SOS engineer/producer Mike Senior replies: There are many reasons why you can get unwanted extraneous noises when you play low-frequency information through nearfield speakers, and although ‘chuffing’ (air turbulence occuring in the bass reflex port) is one possible culprit, there can be many others too, such as distortion from driver nonlinearities, physical vibrations from the speakers causing buzzing resonances in studio furniture, or rattling of insufficiently secured components within the speaker of itself. Although the Michael Jackson track may highlight that some of these issues are at work here, the transient nature of the heartbeat sound effect and its mixture of different frequencies make it difficult to troubleshoot specific problems.

Much more useful, to my mind is a ‘semitone staircase’ of steady-state low-frequency sine-wave tones — you can download one in WAV format from www.cambridge-mt.com/ms-ch1.htm#audio. Because this test signal comprises only a single frequency at any given moment, it’s much more revealing of exactly what’s behind any unwanted noises. Pure distortion, for instance, shows up as ghostly higher-frequency overtones or a subtle timbral shift away from the mellow purity of the sine-wave timbre towards the hollowness of a square wave. Furniture resonances are also much easier to spot and deal with using steady-state tones, because you can loop the tone that’s causing the unwanted buzz and then go round your studio hunting for its exact source at leisure, either by simply following your ears, or by pressing on different furniture surfaces to feel for induced vibrations. Its not uncommon to find the desk in project studios vibrating in sympathy at some frequency or other, particularly if the speakers are resting on the desktop rather than on separate speaker stands, and it’s a dead giveaway if leaning on the desk surface damps the buzz! If it is indeed port turbulence you’re hearing, you’ll almost certainly hear it increase the more the cabinet’s air resonance is excited — put your hand close to the port to feel the amount of air flow, and the correlation should be obvious if that’s the cause.

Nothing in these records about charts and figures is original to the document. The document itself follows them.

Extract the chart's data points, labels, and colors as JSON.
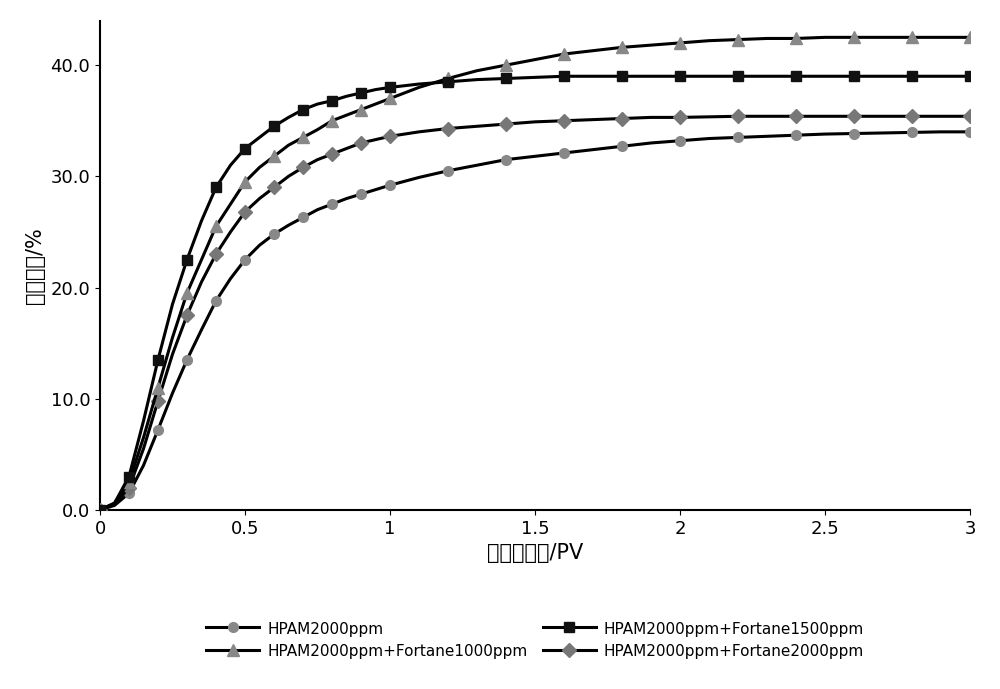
{
  "series": [
    {
      "name": "HPAM2000ppm",
      "x": [
        0,
        0.05,
        0.1,
        0.15,
        0.2,
        0.25,
        0.3,
        0.35,
        0.4,
        0.45,
        0.5,
        0.55,
        0.6,
        0.65,
        0.7,
        0.75,
        0.8,
        0.85,
        0.9,
        0.95,
        1.0,
        1.1,
        1.2,
        1.3,
        1.4,
        1.5,
        1.6,
        1.7,
        1.8,
        1.9,
        2.0,
        2.1,
        2.2,
        2.3,
        2.4,
        2.5,
        2.6,
        2.7,
        2.8,
        2.9,
        3.0
      ],
      "y": [
        0,
        0.4,
        1.5,
        4.0,
        7.2,
        10.5,
        13.5,
        16.2,
        18.8,
        20.8,
        22.5,
        23.8,
        24.8,
        25.6,
        26.3,
        27.0,
        27.5,
        28.0,
        28.4,
        28.8,
        29.2,
        29.9,
        30.5,
        31.0,
        31.5,
        31.8,
        32.1,
        32.4,
        32.7,
        33.0,
        33.2,
        33.4,
        33.5,
        33.6,
        33.7,
        33.8,
        33.85,
        33.9,
        33.95,
        34.0,
        34.0
      ],
      "line_color": "#000000",
      "marker_color": "#888888",
      "marker": "o",
      "markersize": 7,
      "label": "HPAM2000ppm",
      "linewidth": 2.2,
      "zorder": 2
    },
    {
      "name": "HPAM2000ppm+Fortane1000ppm",
      "x": [
        0,
        0.05,
        0.1,
        0.15,
        0.2,
        0.25,
        0.3,
        0.35,
        0.4,
        0.45,
        0.5,
        0.55,
        0.6,
        0.65,
        0.7,
        0.75,
        0.8,
        0.85,
        0.9,
        0.95,
        1.0,
        1.1,
        1.2,
        1.3,
        1.4,
        1.5,
        1.6,
        1.7,
        1.8,
        1.9,
        2.0,
        2.1,
        2.2,
        2.3,
        2.4,
        2.5,
        2.6,
        2.7,
        2.8,
        2.9,
        3.0
      ],
      "y": [
        0,
        0.6,
        2.5,
        6.5,
        11.0,
        15.5,
        19.5,
        22.5,
        25.5,
        27.5,
        29.5,
        30.8,
        31.8,
        32.8,
        33.5,
        34.2,
        35.0,
        35.5,
        36.0,
        36.5,
        37.0,
        38.0,
        38.8,
        39.5,
        40.0,
        40.5,
        41.0,
        41.3,
        41.6,
        41.8,
        42.0,
        42.2,
        42.3,
        42.4,
        42.4,
        42.5,
        42.5,
        42.5,
        42.5,
        42.5,
        42.5
      ],
      "line_color": "#000000",
      "marker_color": "#888888",
      "marker": "^",
      "markersize": 8,
      "label": "HPAM2000ppm+Fortane1000ppm",
      "linewidth": 2.2,
      "zorder": 4
    },
    {
      "name": "HPAM2000ppm+Fortane1500ppm",
      "x": [
        0,
        0.05,
        0.1,
        0.15,
        0.2,
        0.25,
        0.3,
        0.35,
        0.4,
        0.45,
        0.5,
        0.55,
        0.6,
        0.65,
        0.7,
        0.75,
        0.8,
        0.85,
        0.9,
        0.95,
        1.0,
        1.1,
        1.2,
        1.3,
        1.4,
        1.5,
        1.6,
        1.7,
        1.8,
        1.9,
        2.0,
        2.1,
        2.2,
        2.3,
        2.4,
        2.5,
        2.6,
        2.7,
        2.8,
        2.9,
        3.0
      ],
      "y": [
        0,
        0.6,
        3.0,
        8.0,
        13.5,
        18.5,
        22.5,
        26.0,
        29.0,
        31.0,
        32.5,
        33.5,
        34.5,
        35.3,
        36.0,
        36.5,
        36.8,
        37.2,
        37.5,
        37.8,
        38.0,
        38.3,
        38.5,
        38.7,
        38.8,
        38.9,
        39.0,
        39.0,
        39.0,
        39.0,
        39.0,
        39.0,
        39.0,
        39.0,
        39.0,
        39.0,
        39.0,
        39.0,
        39.0,
        39.0,
        39.0
      ],
      "line_color": "#000000",
      "marker_color": "#111111",
      "marker": "s",
      "markersize": 7,
      "label": "HPAM2000ppm+Fortane1500ppm",
      "linewidth": 2.2,
      "zorder": 5
    },
    {
      "name": "HPAM2000ppm+Fortane2000ppm",
      "x": [
        0,
        0.05,
        0.1,
        0.15,
        0.2,
        0.25,
        0.3,
        0.35,
        0.4,
        0.45,
        0.5,
        0.55,
        0.6,
        0.65,
        0.7,
        0.75,
        0.8,
        0.85,
        0.9,
        0.95,
        1.0,
        1.1,
        1.2,
        1.3,
        1.4,
        1.5,
        1.6,
        1.7,
        1.8,
        1.9,
        2.0,
        2.1,
        2.2,
        2.3,
        2.4,
        2.5,
        2.6,
        2.7,
        2.8,
        2.9,
        3.0
      ],
      "y": [
        0,
        0.5,
        2.0,
        5.5,
        9.8,
        14.0,
        17.5,
        20.5,
        23.0,
        25.0,
        26.8,
        28.0,
        29.0,
        30.0,
        30.8,
        31.5,
        32.0,
        32.5,
        33.0,
        33.3,
        33.6,
        34.0,
        34.3,
        34.5,
        34.7,
        34.9,
        35.0,
        35.1,
        35.2,
        35.3,
        35.3,
        35.35,
        35.4,
        35.4,
        35.4,
        35.4,
        35.4,
        35.4,
        35.4,
        35.4,
        35.4
      ],
      "line_color": "#000000",
      "marker_color": "#777777",
      "marker": "D",
      "markersize": 7,
      "label": "HPAM2000ppm+Fortane2000ppm",
      "linewidth": 2.2,
      "zorder": 3
    }
  ],
  "xlabel": "累计注入量/PV",
  "ylabel": "采出程度/%",
  "xlim": [
    0,
    3.0
  ],
  "ylim": [
    0,
    44
  ],
  "xticks": [
    0,
    0.5,
    1,
    1.5,
    2,
    2.5,
    3
  ],
  "yticks": [
    0.0,
    10.0,
    20.0,
    30.0,
    40.0
  ],
  "xlabel_fontsize": 15,
  "ylabel_fontsize": 15,
  "tick_fontsize": 13,
  "legend_fontsize": 11,
  "background_color": "#ffffff",
  "markevery": 2
}
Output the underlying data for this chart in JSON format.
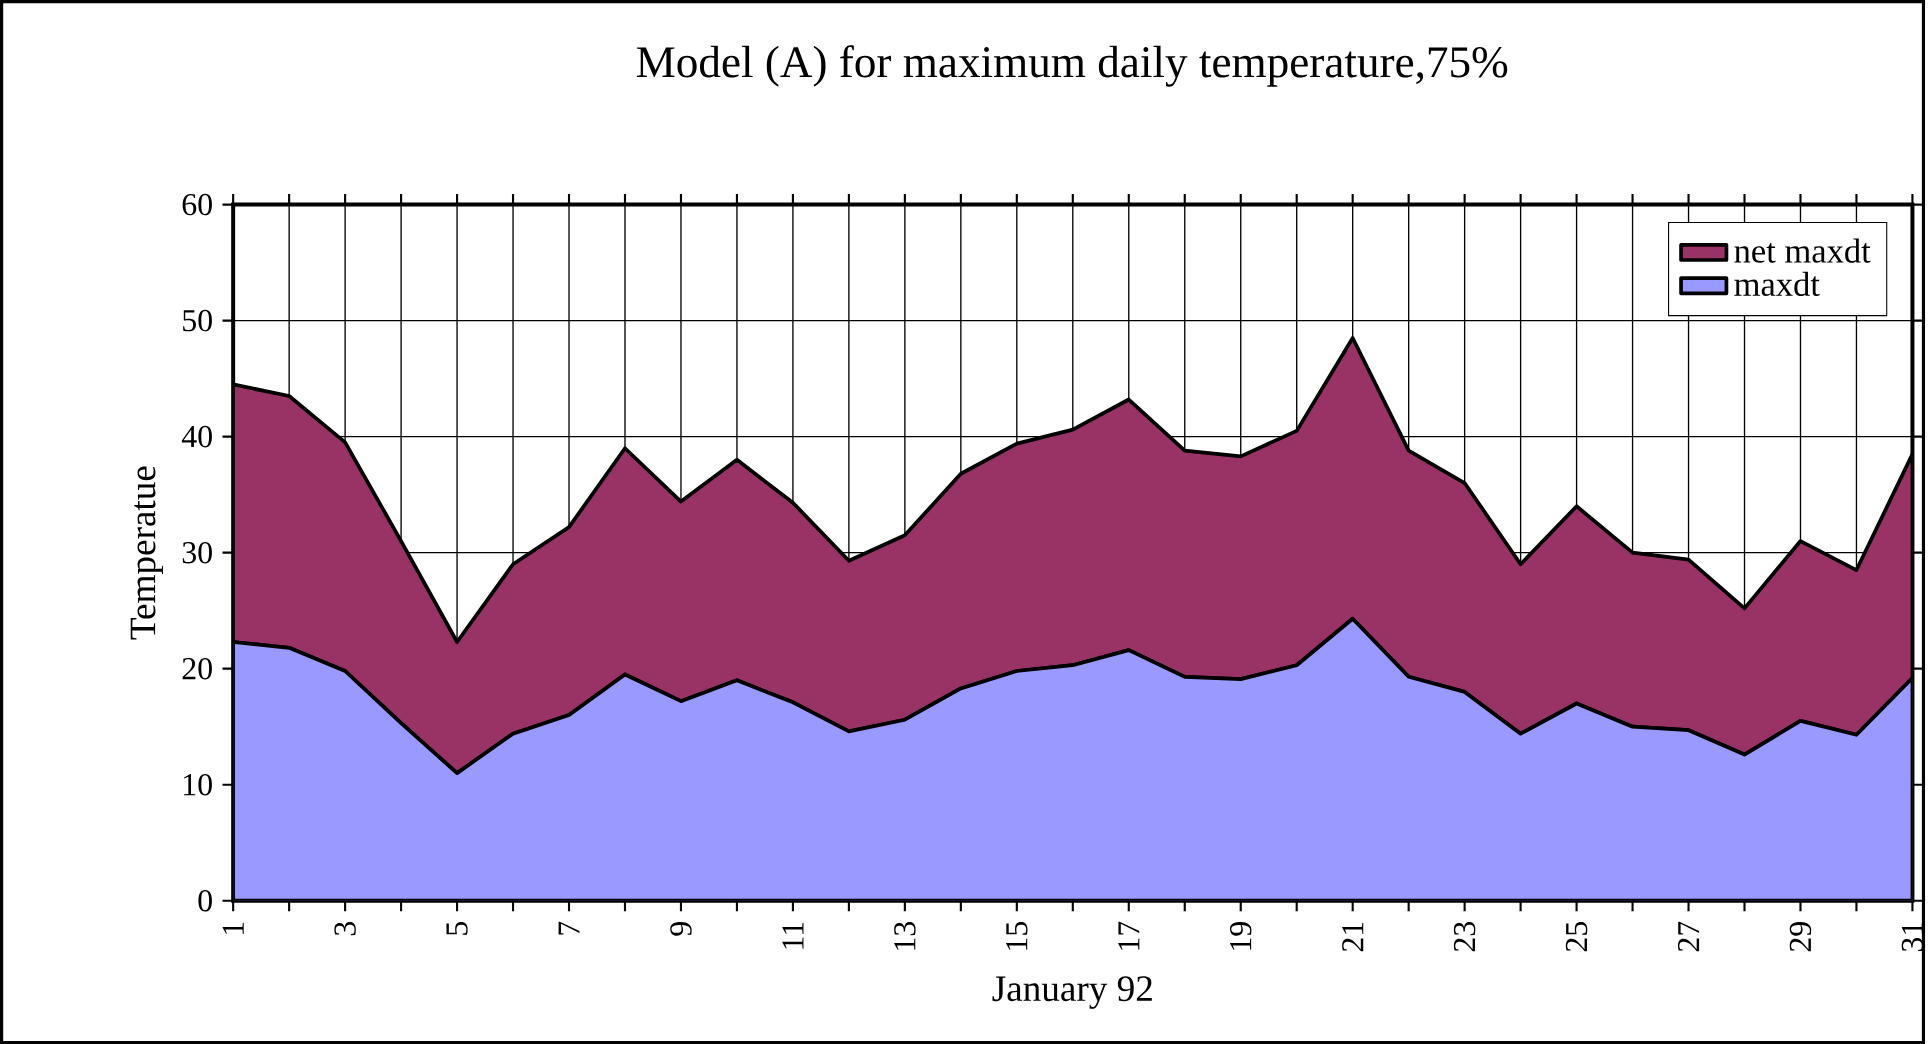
{
  "chart_data": {
    "type": "area",
    "title": "Model (A) for maximum daily temperature,75%",
    "xlabel": "January 92",
    "ylabel": "Temperatue",
    "categories": [
      "1",
      null,
      "3",
      null,
      "5",
      null,
      "7",
      null,
      "9",
      null,
      "11",
      null,
      "13",
      null,
      "15",
      null,
      "17",
      null,
      "19",
      null,
      "21",
      null,
      "23",
      null,
      "25",
      null,
      "27",
      null,
      "29",
      null,
      "31"
    ],
    "stacked": true,
    "series": [
      {
        "name": "maxdt",
        "color": "#9999ff",
        "values": [
          22.3,
          21.8,
          19.8,
          15.3,
          11,
          14.4,
          16,
          19.5,
          17.2,
          19,
          17.1,
          14.6,
          15.6,
          18.3,
          19.8,
          20.3,
          21.6,
          19.3,
          19.1,
          20.3,
          24.3,
          19.3,
          18,
          14.4,
          17,
          15,
          14.7,
          12.6,
          15.5,
          14.3,
          19.2
        ]
      },
      {
        "name": "net maxdt",
        "color": "#993366",
        "values": [
          22.2,
          21.7,
          19.7,
          15.7,
          11.3,
          14.6,
          16.2,
          19.5,
          17.2,
          19,
          17.2,
          14.7,
          15.9,
          18.5,
          19.6,
          20.3,
          21.6,
          19.5,
          19.2,
          20.2,
          24.2,
          19.5,
          18,
          14.6,
          17,
          15,
          14.7,
          12.6,
          15.5,
          14.2,
          19.3
        ]
      }
    ],
    "ylim": [
      0,
      60
    ],
    "yticks": [
      0,
      10,
      20,
      30,
      40,
      50,
      60
    ],
    "grid": true,
    "legend": "top right"
  }
}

Whatever the cause of the things you’re hearing in your case, though, it’s tricky to judge their severity in isolation — that’s the problem with buying blind, I’m afraid! My best suggestion would be to find a project studio (perhaps that of a like-minded SOS forum-ite?) in your area where you can take your speakers and compare them side-by-side with some others, with the help of the that sine-wave test file.